· News

Energy firms to increase hiring as complaints calls rise

Rising energy costs could result in thousands of new job opportunities as energy companies look to take on extra staff to deal with a surge in customer calls about switching suppliers or complaints, a report published today has found.

The study by recruitment firm Manpower found the utilities sector was showing "strong signs" of hiring for 2014. The sector posted the highest employment outlook of all sectors, according to the survey, which analyses employers' hiring intentions.

The sector registered an outlook of +9%, which is the difference between the percentage of firms planning to increase and decrease their workforce.

Manpower managing director Mark Cahill said: "We've seen plenty of criticism for the energy companies for hiking gas and electricity bills. However we've noticed the big energy companies are now looking to take on thousands of extra staff to deal with a rising demand in calls.

"Customers are ringing up the gas and electricity firms in greater numbers, perhaps to question their bill or even to switch provider. The effect of this greater volume of calls is that the utility companies now need to hire to meet this demand."

Steady market

The Manpower Employment Outlook survey found the jobs market is "looking steady" for the early stages of 2014. The overall UK outlook is +5% for the first quarter of 2014; this is slightly down from +6% in the final quarter of 2013.

"Going into 2014, the UK jobs market has the characteristics of a swan: it's making steady, serene progress on the surface but a very different picture emerges beneath the water where it is paddling away furiously," Cahill said.

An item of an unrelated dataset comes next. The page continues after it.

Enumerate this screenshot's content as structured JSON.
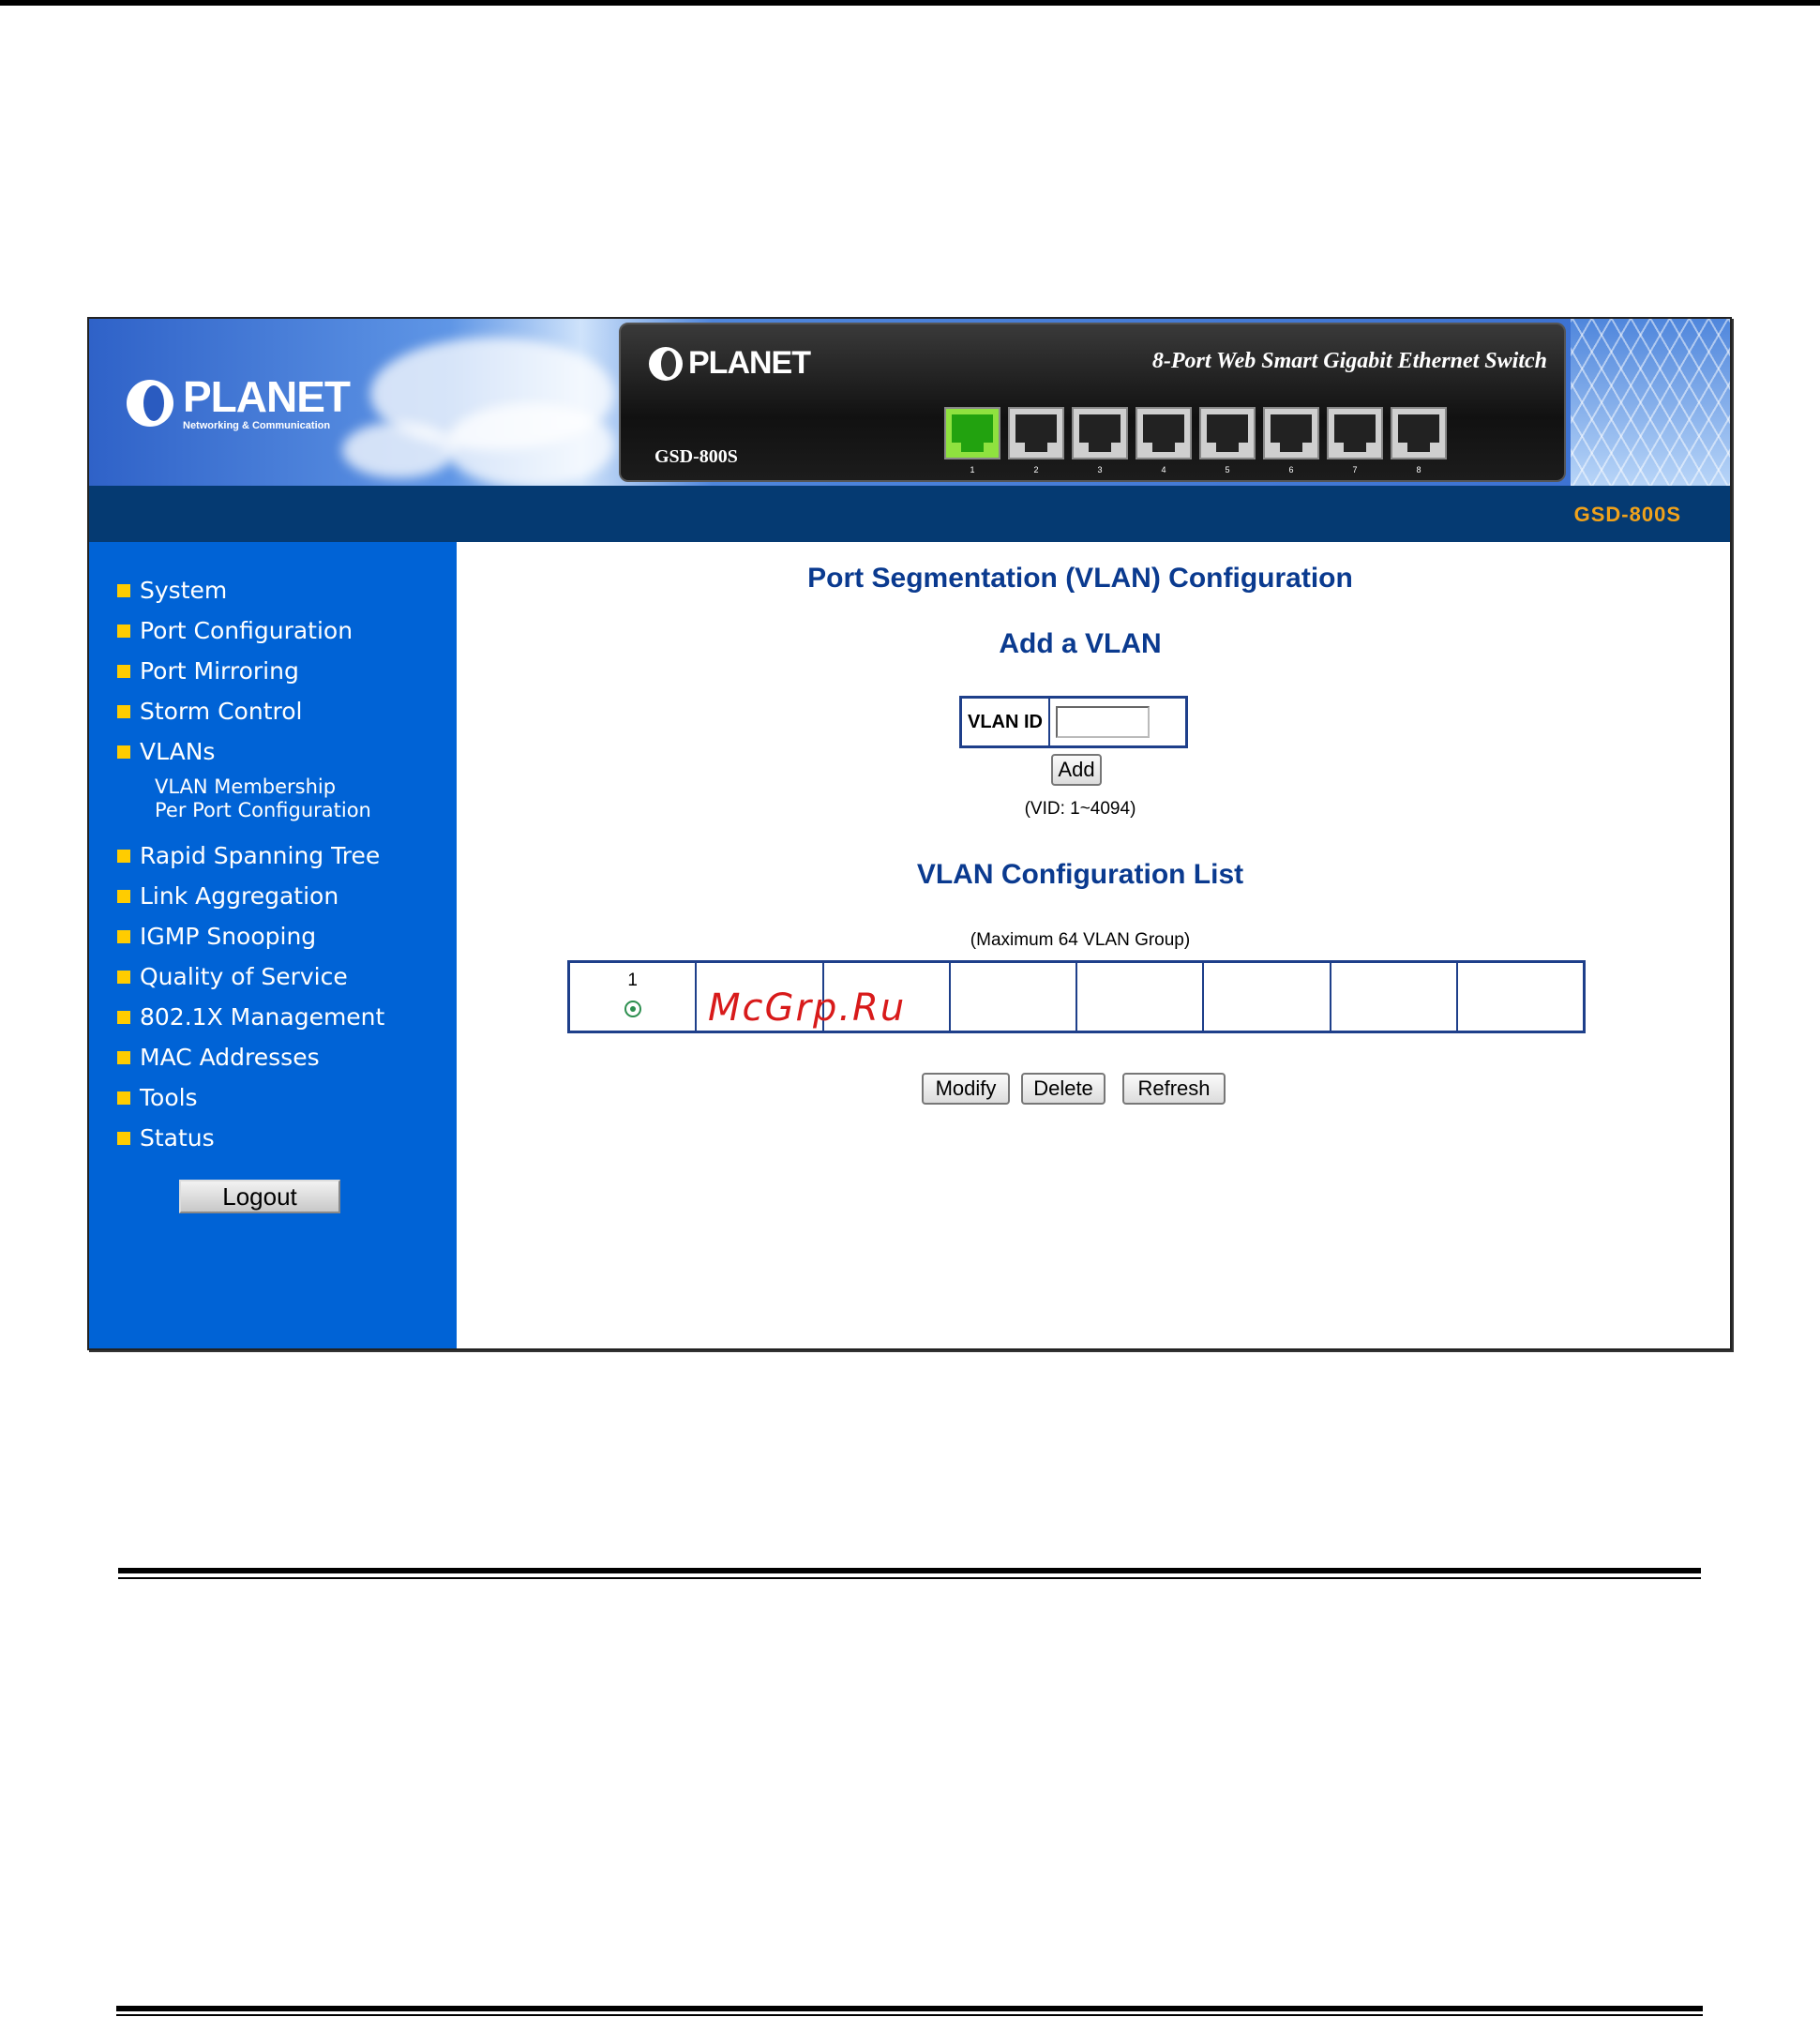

"Continued pressure on pay, underemployment and a lack of the necessary skills among candidates means it's still an employer's market and employees are yet to feel the effects of the economic recovery in their pockets."

He added: "These issues don't look like they will ease up much in the near future."

Southern slump

The regional perspective for the UK shows hiring intentions in London have "slumped" well below the national average to just +1 - down from +11% in 2011.

East Anglia businesses posted the highest outlook of +11%. The hiring outlook among employers in the North East was +7%, and Yorkshire had hiring intentions of +9%.